A band was playing in the hotel bar that night, and the restaurant, which was adjacent to the bar, filled up with smoke and music and noise and people from the other room as we ate. I studied the girls carefully, looking for the one from the beach.

Charlotte was bored with Daytona Beach and the newspaper business, and wanted to go back to Lately. “How much is all this going to help him?” she said, speaking of Hillary.

My brother said, “It would help if we could find the man who bought the sod.”

“Yardley already found him,” she said, but it didn’t sound as if she believed that either.

She put a cigarette into her lips and dropped her face into her hands to light the match, her hair falling over her hands, dangerously close to the flame. I have set my own hair on fire in restaurants, bending over a candle on the table, and it makes a horrible smell.

“We need to find him again,” Ward said.

“Shit,” she said. She was tired of stolen sod and contractors and of us, and she was tired of Yardley Acheman, but in a different way.

The cocktail waitress arrived after we’d eaten. She was dressed in a ruffled blouse and a black skirt that did not quite cover the bottom of her panties. I ordered a beer, Charlotte ordered a Cuba libre—pronouncing
Cuba
the way it is pronounced by the Cubans—and my brother, who did not ordinarily have a drink in bars, asked for a vodka and Coke.

I looked at him, wondering what he was doing, but his attention had strayed in the last few minutes and was now drawn to a table across the room where a couple of sailors, probably on leave from Jacksonville, were sitting with a middle-aged man who wore a bow tie. They were baby-faced boys, the sailors, one of them with a mustache.

The man in the bow tie was paying another waitress for their drinks, taking the money, one bill at a time, from his wallet.

T
HE WAITRESS LEANED
over me to set the glasses on the table, brushing my cheek with her skirt. Her perfume was bitter,
mingling with Charlotte’s. Ward finished his vodka before she could leave. He handed her the glass and asked for another. I had never seen my brother drink anything beyond a few beers.

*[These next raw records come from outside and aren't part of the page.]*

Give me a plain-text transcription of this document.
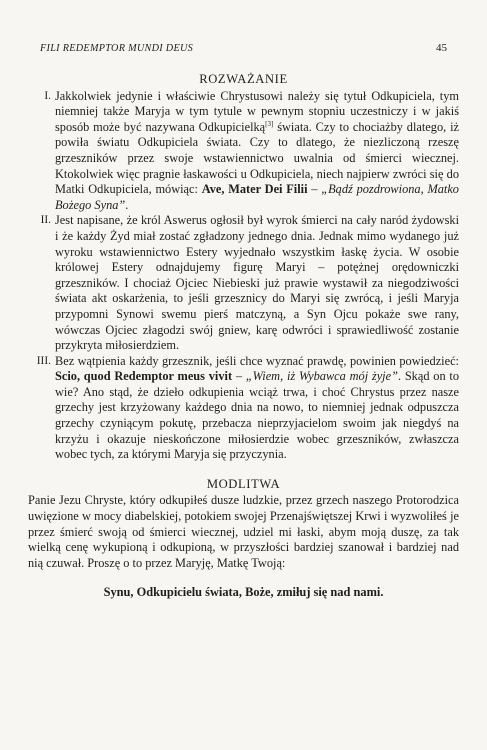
FILI REDEMPTOR MUNDI DEUS	45
ROZWAŻANIE
I. Jakkolwiek jedynie i właściwie Chrystusowi należy się tytuł Odkupiciela, tym niemniej także Maryja w tym tytule w pewnym stopniu uczestniczy i w jakiś sposób może być nazywana Odkupicielką[3] świata. Czy to chociażby dlatego, iż powiła światu Odkupiciela świata. Czy to dlatego, że niezliczoną rzeszę grzeszników przez swoje wstawiennictwo uwalnia od śmierci wiecznej. Ktokolwiek więc pragnie łaskawości u Odkupiciela, niech najpierw zwróci się do Matki Odkupiciela, mówiąc: Ave, Mater Dei Filii – „Bądź pozdrowiona, Matko Bożego Syna”.
II. Jest napisane, że król Aswerus ogłosił był wyrok śmierci na cały naród żydowski i że każdy Żyd miał zostać zgładzony jednego dnia. Jednak mimo wydanego już wyroku wstawiennictwo Estery wyjednało wszystkim łaskę życia. W osobie królowej Estery odnajdujemy figurę Maryi – potężnej orędowniczki grzeszników. I chociaż Ojciec Niebieski już prawie wystawił za niegodziwości świata akt oskarżenia, to jeśli grzesznicy do Maryi się zwrócą, i jeśli Maryja przypomni Synowi swemu pierś matczyną, a Syn Ojcu pokaże swe rany, wówczas Ojciec złagodzi swój gniew, karę odwróci i sprawiedliwość zostanie przykryta miłosierdziem.
III. Bez wątpienia każdy grzesznik, jeśli chce wyznać prawdę, powinien powiedzieć: Scio, quod Redemptor meus vivit – „Wiem, iż Wybawca mój żyje”. Skąd on to wie? Ano stąd, że dzieło odkupienia wciąż trwa, i choć Chrystus przez nasze grzechy jest krzyżowany każdego dnia na nowo, to niemniej jednak odpuszcza grzechy czyniącym pokutę, przebacza nieprzyjacielom swoim jak niegdyś na krzyżu i okazuje nieskończone miłosierdzie wobec grzeszników, zwłaszcza wobec tych, za którymi Maryja się przyczynia.
MODLITWA
Panie Jezu Chryste, który odkupiłeś dusze ludzkie, przez grzech naszego Protorodzica uwięzione w mocy diabelskiej, potokiem swojej Przenajświętszej Krwi i wyzwoliłeś je przez śmierć swoją od śmierci wiecznej, udziel mi łaski, abym moją duszę, za tak wielką cenę wykupioną i odkupioną, w przyszłości bardziej szanował i bardziej nad nią czuwał. Proszę o to przez Maryję, Matkę Twoją:
Synu, Odkupicielu świata, Boże, zmiłuj się nad nami.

“You must be thirsty,” she said.

He did not answer, but continued to glance from time to time at the table and the two sailors. They were drinking rose-colored daiquiris. One of the sailors looked up and caught my brother staring.

Ward and the sailor looked at each other, and then the other sailor was looking at our table too. He picked up his glass, never taking his eyes off us, and finished everything that was in it. The hard knot in his throat moved as he swallowed.

Charlotte saw what was going on. “For Christ’s sake,” she said, “we’re going to have a fight.” I assumed she had been around fights before, and knew what she was talking about.

“There’s no problem,” my brother said. And he drank his next drink almost as quickly as he’d drunk the first, and ordered a third.

“I think maybe I remember where Yardley found that builder,” Charlotte said, trying to pull him away from his drinking and staring. He nodded at her, as if he already knew they would find him. “I couldn’t concentrate today,” she said. “Emotionally, I’m wrung out.”

Then she looked at me and shrugged. “Thinking too much about Hillary,” she said. As if I were the one who would understand.